On Optimism and Team

Mirren Mace • Mar 11, 2020

This time last week, I felt compelled to write about optimism. Why? Because I felt optimistic. More optimistic than I have done in a long time. Optimistic personally, optimistic professionally. 

I started to write this piece, then stopped. Should I say it out loud? Does optimism have a place at a time like this? –when life as we know it has ceased, people are dying, others selflessly risking their lives to serve and save others. What right do I have to write about optimism? What am I doing to make a difference? Not a lot: working from home, isolating myself and my family, trying to be a good citizen and not become a burden to our amazing NHS –only what we should all be doing; the bare minimum. 

Yes, the world is an uncertain place at the moment, but what’s made me feel optimistic is what I have been observing and learning about the other human beings that I work with. 

As a company shifted online and connected only by video conferencing, like so many others, we have a policy of two communal online coffee breaks and one Friday beer break a week. These three half hour punctuations, within our busier than ever working week, have become little oases in the vastness of what we are all dealing with. What started as a bit of fun has become a lot of fun and, like an oasis, an essential place of respite and rejuvenation for us as a team. 

Cambridge Management Consulting is a company founded on the principals of connectivity; not just in telecommunications where so many of our team have worked, but human connectivity with our clients.

Covid 19 has made manifest our connectivity. We cannot see the virus that has so altered our everyday lives. Yet if we can metaphorically substitute the impact of the virus for positivity, we can trace the consequences of our actions as they ripple out from us, across the world, both in business and personally.

This virus has made visible our effects on each other and in amongst all the chaos it has caused, has given some unexpected windows of clarity. It has taken away layers of formality that the world of work can place upon us all. I have always respected and admired our team for their extraordinary capabilities in the workplace, but now I admire them for the extraordinary humans that they are too; the parents, the partners, pet owners, mountaineers, artists, runners, cooks, musicians… their facets are endless. I don’t just know them as technologists, managers, financiers, colleagues, but as people now. This is one of the things that this strange time has shown me and a gift that it has given me. We have been forced to slow down, take stock, consolidate and consider and we are doing those things together, as a team and for the team. 

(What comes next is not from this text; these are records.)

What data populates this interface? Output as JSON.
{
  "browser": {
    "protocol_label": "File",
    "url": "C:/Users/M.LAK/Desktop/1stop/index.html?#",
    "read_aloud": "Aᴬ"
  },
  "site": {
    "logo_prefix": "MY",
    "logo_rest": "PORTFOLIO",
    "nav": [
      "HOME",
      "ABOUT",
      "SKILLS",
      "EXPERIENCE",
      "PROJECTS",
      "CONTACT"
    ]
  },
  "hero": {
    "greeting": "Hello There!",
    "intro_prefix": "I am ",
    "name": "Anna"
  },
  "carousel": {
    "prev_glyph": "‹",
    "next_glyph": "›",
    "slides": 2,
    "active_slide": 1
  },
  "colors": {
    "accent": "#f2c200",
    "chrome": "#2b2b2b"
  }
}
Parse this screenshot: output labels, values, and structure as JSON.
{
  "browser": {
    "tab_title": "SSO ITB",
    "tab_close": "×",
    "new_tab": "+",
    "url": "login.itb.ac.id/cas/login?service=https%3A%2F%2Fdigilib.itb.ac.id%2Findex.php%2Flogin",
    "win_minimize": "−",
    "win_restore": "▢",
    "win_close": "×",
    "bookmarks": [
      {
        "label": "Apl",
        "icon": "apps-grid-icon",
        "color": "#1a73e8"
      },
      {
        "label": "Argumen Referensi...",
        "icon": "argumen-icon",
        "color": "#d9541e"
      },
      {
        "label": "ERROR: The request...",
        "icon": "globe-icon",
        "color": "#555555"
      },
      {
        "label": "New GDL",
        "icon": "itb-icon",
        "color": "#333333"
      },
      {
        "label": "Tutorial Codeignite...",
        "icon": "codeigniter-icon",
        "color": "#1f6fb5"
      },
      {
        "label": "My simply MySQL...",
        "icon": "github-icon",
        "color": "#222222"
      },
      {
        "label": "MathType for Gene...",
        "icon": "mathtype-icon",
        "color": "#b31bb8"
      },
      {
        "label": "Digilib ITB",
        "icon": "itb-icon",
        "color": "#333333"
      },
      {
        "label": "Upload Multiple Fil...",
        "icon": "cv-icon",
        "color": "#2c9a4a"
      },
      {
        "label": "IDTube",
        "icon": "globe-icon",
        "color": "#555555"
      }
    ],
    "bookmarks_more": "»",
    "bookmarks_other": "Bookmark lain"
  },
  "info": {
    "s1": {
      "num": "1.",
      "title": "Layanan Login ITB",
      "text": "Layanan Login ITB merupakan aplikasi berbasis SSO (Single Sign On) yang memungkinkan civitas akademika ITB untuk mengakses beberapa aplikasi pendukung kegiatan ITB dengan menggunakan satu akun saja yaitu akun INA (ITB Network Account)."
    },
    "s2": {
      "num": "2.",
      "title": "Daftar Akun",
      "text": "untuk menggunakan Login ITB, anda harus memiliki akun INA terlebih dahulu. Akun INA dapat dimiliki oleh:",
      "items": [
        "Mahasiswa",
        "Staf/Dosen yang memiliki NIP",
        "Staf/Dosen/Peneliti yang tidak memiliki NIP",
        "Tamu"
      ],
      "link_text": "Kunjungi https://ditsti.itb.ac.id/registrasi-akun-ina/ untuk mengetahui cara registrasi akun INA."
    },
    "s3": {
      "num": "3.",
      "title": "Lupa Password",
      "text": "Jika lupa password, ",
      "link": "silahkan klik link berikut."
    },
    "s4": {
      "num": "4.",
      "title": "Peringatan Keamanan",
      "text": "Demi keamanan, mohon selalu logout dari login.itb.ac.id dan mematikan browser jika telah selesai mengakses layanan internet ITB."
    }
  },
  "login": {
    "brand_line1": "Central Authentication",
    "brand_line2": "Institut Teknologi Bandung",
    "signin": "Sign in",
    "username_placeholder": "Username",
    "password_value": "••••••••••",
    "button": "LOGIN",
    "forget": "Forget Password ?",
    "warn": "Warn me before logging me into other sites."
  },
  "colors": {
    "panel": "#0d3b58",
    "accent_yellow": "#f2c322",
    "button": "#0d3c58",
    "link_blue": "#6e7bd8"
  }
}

Our current enforced lack of personal interaction has magnified the threads of society’s fabric. It is no longer acceptable to be inward looking and introspective –now we must build a cohesive web if we are to come through this period intact. We should no longer think of our actions affecting only ourselves or our own business, but we must become integrated into something that, without us all pulling together, will fall down. 

Individual freedom is crucial of course, but if we only focus on ourselves then we lose track of the bigger picture. This temporary loss of freedom is for the greater good. We must have a new perception of the world and the impact of our actions; keep our heads high and look to the future.

The awfulness of Covid 19’s impact cannot and should not be underestimated, but it is important to find a light in the darkness and to learn if we can from this universal crisis. We need others, need our communities, our teams in all their forms. We need them for the very basic human interactions that inform so heavily on our wellbeing. How vulnerable we are when we exist in isolation. We cannot discard the freedom of the individual, but at a time like this, we have to look to our human networks for support and add strength to build foundations for the future. 

We must learn lessons about importance of community now, for when this crisis has passed. We must take those lessons forward into a world which will undoubtedly be changed, and use them to be better. We must nurture the new and deeper relationships we have found within our teams and take the greatest care of those precious new elements. 

Good or bad, our words and our actions affect others in our business and in our personal lives. We must choose to make them good, because the humans inhabiting both those lives are one and the same. And they are the reasons for my optimism.